CEO Demis Hassabis (photo) of Google DeepMind, Google’s artificial intelligence (AI) organization, predicted that AI that could match humans at any task will be here within the next five to 10 years. Sam Altman, CEO of OpenAI, the developer of ChatGPT, also predicted that “it could be developed in the relatively near future,” referring to the time frame as specified by Hassabis of within five years at the earliest.
Speaking at a media briefing held at the Google DeepMind headquarters in London on Monday (local time), Hassabis said that AI functions will start coming to the fore in the next five to ten years and advancing to ‘artificial general intelligence (AGI). He won the Nobel Prize in Chemistry last year in acknowledgment of his contribution to developing the AI ‘AlphaFold’ predicting protein structures.
“AGI is a system that can perform all complex tasks that humans can. Current AI systems are still passive and cannot do many things, so they have not reached the AGI stage,” Hassabis said. “A considerable amount of research is needed to reach the goal (AGI).” He defined AGI as a system that can exhibit all the complicated capabilities that humans can. “I think today’s systems are very passive, but there’s still a lot of things they can’t do. We’ve still got quite a lot of research work to do,” Hassabis said.

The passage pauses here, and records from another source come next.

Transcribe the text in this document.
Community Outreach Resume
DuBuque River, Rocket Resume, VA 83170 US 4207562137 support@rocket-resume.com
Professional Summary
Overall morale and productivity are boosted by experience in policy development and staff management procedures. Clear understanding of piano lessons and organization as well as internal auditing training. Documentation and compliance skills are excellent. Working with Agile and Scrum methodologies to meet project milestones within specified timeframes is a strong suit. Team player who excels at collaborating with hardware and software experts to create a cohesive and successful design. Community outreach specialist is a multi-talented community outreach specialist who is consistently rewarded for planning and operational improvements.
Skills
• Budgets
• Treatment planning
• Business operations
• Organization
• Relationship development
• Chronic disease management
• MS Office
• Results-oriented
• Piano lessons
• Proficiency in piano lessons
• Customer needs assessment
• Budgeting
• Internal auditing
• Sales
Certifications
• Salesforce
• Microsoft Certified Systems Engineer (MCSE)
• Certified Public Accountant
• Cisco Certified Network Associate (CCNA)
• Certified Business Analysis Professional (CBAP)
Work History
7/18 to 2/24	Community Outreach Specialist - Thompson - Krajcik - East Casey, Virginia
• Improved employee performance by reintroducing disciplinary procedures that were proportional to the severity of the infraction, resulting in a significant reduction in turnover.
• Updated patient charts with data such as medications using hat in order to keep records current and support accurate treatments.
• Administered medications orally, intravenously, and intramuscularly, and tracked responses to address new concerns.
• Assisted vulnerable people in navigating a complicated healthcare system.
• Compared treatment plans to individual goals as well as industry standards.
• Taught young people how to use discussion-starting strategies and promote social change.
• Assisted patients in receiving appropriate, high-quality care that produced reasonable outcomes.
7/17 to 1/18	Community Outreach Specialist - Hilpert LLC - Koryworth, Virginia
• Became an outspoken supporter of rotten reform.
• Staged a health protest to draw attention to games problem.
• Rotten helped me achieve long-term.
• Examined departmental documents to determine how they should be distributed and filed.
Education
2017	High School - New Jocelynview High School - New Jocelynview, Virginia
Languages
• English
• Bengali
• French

Hassabis said that the main challenge with achieving artificial general intelligence is getting today’s AI systems to understand the context from the real world. While it’s been possible to develop systems that can break down problems and complete tasks autonomously in the realm of games, such as the game Go, bringing such technology into the real world is proving harder.
Regarding artificial superintelligence (ASI), AI with intellectual abilities that surpass those of humans, Hassabis said, “ASI comes after AGI surpassing human intelligence. No one knows when such disruption will happen.”
Hassabis’s prediction for the rise of AGI is somewhat later than the predictions of other big tech giants. Last year, Tesla CEO Elon Musk said that AGI technology could be developed “by 2026,” while Dario Amodei, CEO of Anthropic, a U.S.-based AI company known to rival “OpenAI” predicted that “within the next two to three years, AI could outsmart humans in most tasks.”